Back in the ward I was finally allowed to drink normal water, the OH brought in watermelon, I slept, as much as is possible when you are blowing your sinuses and the blood out every half hour and two days later I went home.
I am still blowing scabs out of my nose, I am still covered in bruises and lumps but I have been at home for a week and will hopefully stay here, though I am still taking the heirloom bowl to bed, in case.
So you can see why I am so very keen not to be irradiated.
I am tough. My life has made me tough. I have had fewer hugs than people using me and abusing me, and I’m only little. The people in my life who have actually been kind to me have been very few, mostly people have been looking to see what they can get out of me. Some weeks ago the OH expressed frustration that I hadn’t invested my inheritance (the solicitors haven’t finished yet) ‘You just won’t let me get my hands on the money, will you?’ he said, He hugged me yesterday, for the first time in months but I had to ask. The kindest thing that happened was a doctor who rubbed my back while I was being sick in A&E. That’s proper doctoring in my book. I hope he goes far.
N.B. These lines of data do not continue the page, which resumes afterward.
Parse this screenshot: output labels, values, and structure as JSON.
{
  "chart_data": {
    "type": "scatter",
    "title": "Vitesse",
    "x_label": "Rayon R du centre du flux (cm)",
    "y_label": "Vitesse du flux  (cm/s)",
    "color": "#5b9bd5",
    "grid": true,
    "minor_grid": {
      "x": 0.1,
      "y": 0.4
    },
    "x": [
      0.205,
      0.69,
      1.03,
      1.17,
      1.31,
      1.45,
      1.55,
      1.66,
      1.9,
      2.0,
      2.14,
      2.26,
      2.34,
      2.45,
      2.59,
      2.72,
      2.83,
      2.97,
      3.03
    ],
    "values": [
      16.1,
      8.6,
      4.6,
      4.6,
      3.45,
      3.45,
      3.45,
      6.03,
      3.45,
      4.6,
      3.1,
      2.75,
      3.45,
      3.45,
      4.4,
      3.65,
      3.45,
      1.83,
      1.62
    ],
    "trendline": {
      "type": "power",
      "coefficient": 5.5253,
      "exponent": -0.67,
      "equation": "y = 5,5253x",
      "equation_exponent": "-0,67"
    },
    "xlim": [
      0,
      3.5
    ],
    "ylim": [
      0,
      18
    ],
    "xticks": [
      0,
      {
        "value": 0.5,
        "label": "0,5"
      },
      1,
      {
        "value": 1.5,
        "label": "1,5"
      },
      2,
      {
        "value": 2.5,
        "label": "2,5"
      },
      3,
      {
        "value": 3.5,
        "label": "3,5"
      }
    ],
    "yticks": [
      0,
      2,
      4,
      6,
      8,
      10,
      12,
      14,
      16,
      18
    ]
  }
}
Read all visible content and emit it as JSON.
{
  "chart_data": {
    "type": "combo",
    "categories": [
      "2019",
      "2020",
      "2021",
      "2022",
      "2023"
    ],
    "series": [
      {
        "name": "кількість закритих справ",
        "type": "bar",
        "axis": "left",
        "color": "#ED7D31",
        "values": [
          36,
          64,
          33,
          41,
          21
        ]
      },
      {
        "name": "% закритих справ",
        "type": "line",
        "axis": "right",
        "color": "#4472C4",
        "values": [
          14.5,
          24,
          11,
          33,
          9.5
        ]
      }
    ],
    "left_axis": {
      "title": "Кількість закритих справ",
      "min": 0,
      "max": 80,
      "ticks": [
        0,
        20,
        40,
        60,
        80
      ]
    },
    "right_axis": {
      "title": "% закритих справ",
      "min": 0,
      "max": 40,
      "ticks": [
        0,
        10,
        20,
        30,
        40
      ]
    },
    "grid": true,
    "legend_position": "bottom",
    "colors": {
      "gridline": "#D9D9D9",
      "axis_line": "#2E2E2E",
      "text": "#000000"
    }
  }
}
As for the bathroom. Well I was told that I wouldn’t be able to climb over the bath after the op. We had an old bath with a shower over in a room filled with black mould. Well I called the plumber who came and had a look and said he would do it in two days like Anneka Rice or some other TV miracle worker. We went and chose fittings, showers and so on in two visits to the plumbers merchants and then, because I had an impending sense of doom I paid the plumber and the builder upfront even though they both demurred (but not loudly). And as you can see my instincts were good. Did I come home to a fully functioning bathroom sixteen days later? Did I heck as like. Mind you part of that was because the OH insisted that the mould filled ceiling was pulled down and a new one installed. He was right, there is no point in covering up black mould. He variously went and got showered at the gym and I got washed in the heirloom bowl.
But today the OH has put the third coat on the ceiling, tomorrow I will phone the plumber and ask them to finish off and showered and clean I shall continue to recuperate.
The decisions and consultations will be around Miniatura, so I think it better to absent myself now. I’ll see you there in the autumn when hopefully, all this will be a saga of long ago, the upshot of giving my time and life to people who are careless of it. For now all I want to do is write my book, though if the plot is to follow real life it should probably be much more dramatic than I had planned.
Some people have very quiet boring lives, I hear.